District performs better, but report card doesn’t reflect it

For the 2010-11 school year, the Kettering City School District received an “Excellent” rating from the Ohio Department of Education, one step below the “Excellent with Distinction” rating it enjoyed for 2009-10.

The drop in rating is a bit of a bitter pill for many to swallow, given that the district’s scores and student performance actually improved this past school year. The problem is that the state raised the bar in one category – the Value-Added Measure – between 2009-10 and 2010-11.

In order to earn the “with Distinction,” a district must show more than a year’s worth of growth in the Value-Added Measure. Kettering students have always done this, but the state now requires districts to achieve two standard deviations instead of the previous one standard deviation before they can be considered to have made more than a year’s worth of growth. While Kettering students made more growth in 2010-11 than they did in 2009-10, they fell short of the new mark by just .06.

Despite the lesser rating, Dr. James J. Schoenlein, Kettering’s superintendent, says he’s proud of the district’s staff and students. “Our scores improved across the board this year. We did even better this year than we did last year when we were rated Excellent with Distinction,” he said. “I am as proud as I can be of our teachers and kids. They did great.”

Fairmont High School again earned the “Excellent” rating, the highest a high school can earn. The high school is responsible for meeting 12 state indicators: five each for the Ohio Graduation Tests given in 10th and 11th grades (reading, math, writing, science and social studies), plus indicators for attendance and graduation rates.

Fairmont Principal Dan Von Handorf said he’s very proud of what Fairmont staff and students accomplished. “It is very difficult to set a new record, and we did just that.” Von Handorf also reminded everyone that there is “always room to improve.”

How the rating process works

The State of Ohio’s system for generating Report Cards for districts and schools is complex, as is its method for assigning ratings. In addition, the state makes changes in the process each year. Here is a summary of the main points on which districts were rated for 2010-11 and how Kettering performed.

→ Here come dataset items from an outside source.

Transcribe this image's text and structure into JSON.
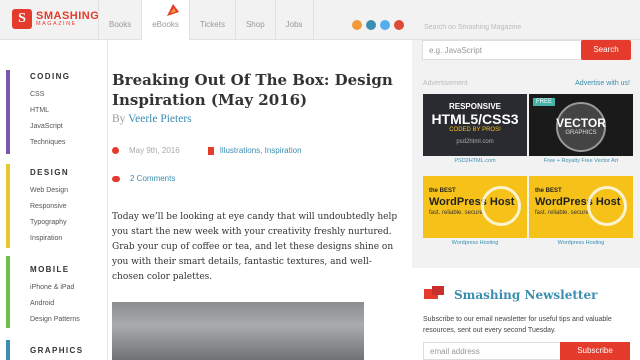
{
  "brand": {
    "name": "SMASHING",
    "sub": "MAGAZINE",
    "badge": "S"
  },
  "nav": [
    "Books",
    "eBooks",
    "Tickets",
    "Shop",
    "Jobs"
  ],
  "social": [
    "rss",
    "facebook",
    "twitter",
    "google-plus"
  ],
  "search": {
    "label": "Search on Smashing Magazine",
    "placeholder": "e.g. JavaScript",
    "button": "Search"
  },
  "sidebar": [
    {
      "heading": "CODING",
      "color": "#7b58a8",
      "links": [
        "CSS",
        "HTML",
        "JavaScript",
        "Techniques"
      ]
    },
    {
      "heading": "DESIGN",
      "color": "#e6c82e",
      "links": [
        "Web Design",
        "Responsive",
        "Typography",
        "Inspiration"
      ]
    },
    {
      "heading": "MOBILE",
      "color": "#6fbf4a",
      "links": [
        "iPhone & iPad",
        "Android",
        "Design Patterns"
      ]
    },
    {
      "heading": "GRAPHICS",
      "color": "#3b8eb1",
      "links": []
    }
  ],
  "article": {
    "title": "Breaking Out Of The Box: Design Inspiration (May 2016)",
    "by": "By",
    "author": "Veerle Pieters",
    "date": "May 9th, 2016",
    "tags": "Illustrations, Inspiration",
    "comments": "2 Comments",
    "intro": "Today we’ll be looking at eye candy that will undoubtedly help you start the new week with your creativity freshly nurtured. Grab your cup of coffee or tea, and let these designs shine on you with their smart details, fantastic textures, and well-chosen color palettes."
  },
  "ads": {
    "label": "Advertisement",
    "link": "Advertise with us!",
    "items": [
      {
        "line1": "RESPONSIVE",
        "line2": "HTML5/CSS3",
        "line3": "CODED BY PROS!",
        "line4": "psd2html.com",
        "caption": "PSD2HTML.com"
      },
      {
        "line1": "FREE",
        "line2": "VECTOR",
        "line3": "GRAPHICS",
        "caption": "Free + Royalty Free Vector Art"
      },
      {
        "small": "the BEST",
        "title": "WordPress Host",
        "sub": "fast. reliable. secure.",
        "caption": "Wordpress Hosting"
      },
      {
        "small": "the BEST",
        "title": "WordPress Host",
        "sub": "fast. reliable. secure.",
        "caption": "Wordpress Hosting"
      }
    ]
  },
  "newsletter": {
    "title": "Smashing Newsletter",
    "text": "Subscribe to our email newsletter for useful tips and valuable resources, sent out every second Tuesday.",
    "placeholder": "email address",
    "button": "Subscribe"
  }
}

  • 26 State Indicators: These indicators include tests scores in a variety of subjects for grades 3-8 and 10, as well as attendance and graduation rates. Kettering once again met all 26 indicators in 2010-11.
  • Performance Index: This number reflects the proficiency of every student. Any score over 100 is considered passing. Kettering earned an index of 102.1 in 2010-11, setting a record for the district.
  • Adequate Yearly Progress: AYP is a federally mandated measure involving the reading and math proficiency of all students in grades 3-8 and 10, as well a measure of several subgroups of students (minorities, economically disadvantaged students, special education students and students for whom English is a second language) in those grades. Attendance and graduation rates also are considered in AYP.  Districts either meet AYP or they don’t.  Technically, Kettering did not meet AYP in 2010-11 because the district did not meet AYP in math with special education students and students for whom English is a second language. However, since Kettering had met AYP in 2009-10, the district will be considered “adequate” in AYP for two years.
  • Value-Added Measure:  Currently, this applies only to grades 4-8; it measures whether or not students have made a year’s worth of progress in reading and math. In 2010-11, Kettering met the Value-Added Measure, achieving a year’s worth of growth overall.